The most popular fan theory is that the bag holds Wallace's soul, with the peculiar plaster on the back of his head signifying that his soul had been "sucked out" previously.
Tarantino has confessed that there is no conclusive explanation, and despite the fact that the bag was originally intended to contain diamonds, he decided against it since it was too generic.
Whatever's inside, it's clearly of enormous importance to almost everyone, and it's telling that Ringo (Tim Roth) recognizes it after only a few seconds of looking at it.
The soul theory wins out because it's very inventive and just strange enough to fit within the movie's reality, but it might be anything you or the characters think is worthy in the end.
Was Patrick Really A Killer? - American Psycho
This adaptation of Brett Easton Ellis' famed novel follows Patrick Bateman (Christian Bale), a New York investment banker who, in addition to being incredibly selfish, is also psychotic.
When he's not crunching figures and schmoozing, Bateman is busy ruthlessly slaughtering those who irritate him, but after a chaotically violent conclusion, he leaves a confessional phone message for his lawyer at the very end of the film.
The delicious irony is that the next day, Bateman's questions regarding the voicemail are laughed off, implying that his deadly deeds were simply the delusions of a mentally ill man.
Both endings would reinforce the film's satirical connotations, whether real or not, though the surrealism of Bateman actually committing some of the murders and being unable to bring himself to justice despite the fact that he is a wealthy white guy is just too wonderful to resist.
Director Mary Harron claims she didn't mean to communicate the likelihood that every murder was staged, as many have assumed, and that Bateman did something at the very least.
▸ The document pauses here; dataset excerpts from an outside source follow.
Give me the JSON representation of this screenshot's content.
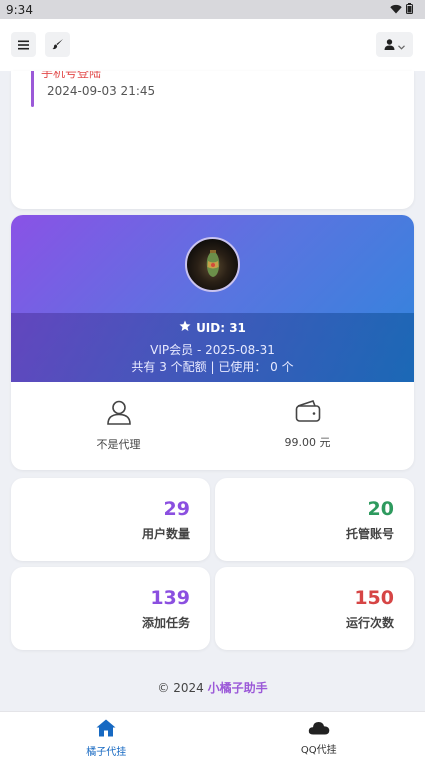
{
  "status_bar": {
    "time": "9:34",
    "icons": [
      "wifi-icon",
      "battery-icon"
    ]
  },
  "topbar": {
    "icons": [
      "menu-icon",
      "brush-icon",
      "user-icon",
      "chevron-down-icon"
    ]
  },
  "login_log": {
    "title": "手机号登陆",
    "time": "2024-09-03 21:45"
  },
  "profile": {
    "uid_label": "UID: 31",
    "vip_line": "VIP会员 - 2025-08-31",
    "quota_line": "共有 3 个配额 | 已使用： 0 个",
    "agent_label": "不是代理",
    "balance_label": "99.00 元"
  },
  "stats": [
    {
      "value": "29",
      "label": "用户数量",
      "color": "#8b4fe0"
    },
    {
      "value": "20",
      "label": "托管账号",
      "color": "#2e9a5e"
    },
    {
      "value": "139",
      "label": "添加任务",
      "color": "#8b4fe0"
    },
    {
      "value": "150",
      "label": "运行次数",
      "color": "#d64545"
    }
  ],
  "footer": {
    "copyright": "© 2024",
    "brand": "小橘子助手"
  },
  "bottom_nav": [
    {
      "label": "橘子代挂",
      "icon": "home-icon",
      "active": true
    },
    {
      "label": "QQ代挂",
      "icon": "cloud-icon",
      "active": false
    }
  ],
  "colors": {
    "accent_purple": "#9b59d8",
    "active_blue": "#1769c2"
  }
}
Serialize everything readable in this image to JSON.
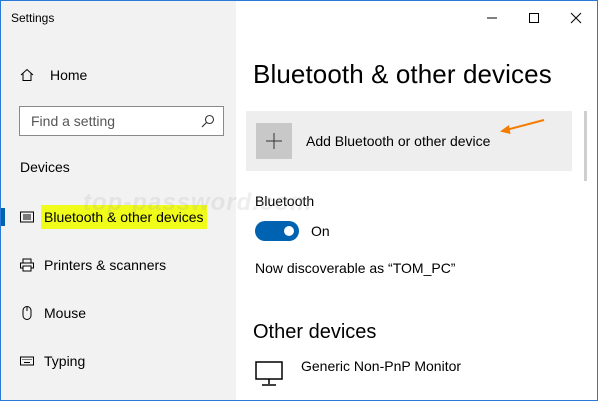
{
  "window": {
    "title": "Settings"
  },
  "sidebar": {
    "home_label": "Home",
    "search_placeholder": "Find a setting",
    "section_title": "Devices",
    "items": [
      {
        "label": "Bluetooth & other devices",
        "icon": "bluetooth-devices-icon",
        "selected": true
      },
      {
        "label": "Printers & scanners",
        "icon": "printer-icon",
        "selected": false
      },
      {
        "label": "Mouse",
        "icon": "mouse-icon",
        "selected": false
      },
      {
        "label": "Typing",
        "icon": "keyboard-icon",
        "selected": false
      }
    ]
  },
  "main": {
    "page_title": "Bluetooth & other devices",
    "add_device_label": "Add Bluetooth or other device",
    "bluetooth": {
      "label": "Bluetooth",
      "toggle_state": "On",
      "discoverable_text": "Now discoverable as “TOM_PC”"
    },
    "other_devices": {
      "title": "Other devices",
      "devices": [
        {
          "name": "Generic Non-PnP Monitor",
          "icon": "monitor-icon"
        }
      ]
    }
  },
  "watermark": "top-password.com",
  "colors": {
    "accent": "#0063b1",
    "highlight": "#f0fc1a",
    "annotation_arrow": "#f57c00",
    "sidebar_bg": "#f2f2f2"
  }
}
Who Killed Mildred's Daughter? - Three Billboards Outside Ebbing, Missouri
Mildred Hayes (Frances McDormand) seeks justice for the rape and murder of her daughter (Kathryn Newton) seven months prior in Martin McDonagh's Oscar-winning drama.
Officer Dixon (Sam Rockwell) examines a man from Idaho who he overhears talking about raping and murdering a young girl in a similar manner later in the film. He's not their person, though, because he was out of the country at the time of the murder and passed a covert DNA test with flying colors.
The real murderer is never revealed, and the film concludes with Mildred and Dixon planning a road trip to kill the Idaho man, who has definitely raped and killed someone.
The predominant assumption is that the killer is Charlie (John Hawkes), Mildred's ex-husband and Angela's father, who is shown to have an interest in young women and a proclivity for violence when inebriated.
But, like Inception, the finale seems to be more concerned with what it reveals about Mildred and Dixon's characters than with the finer specifics of who and what.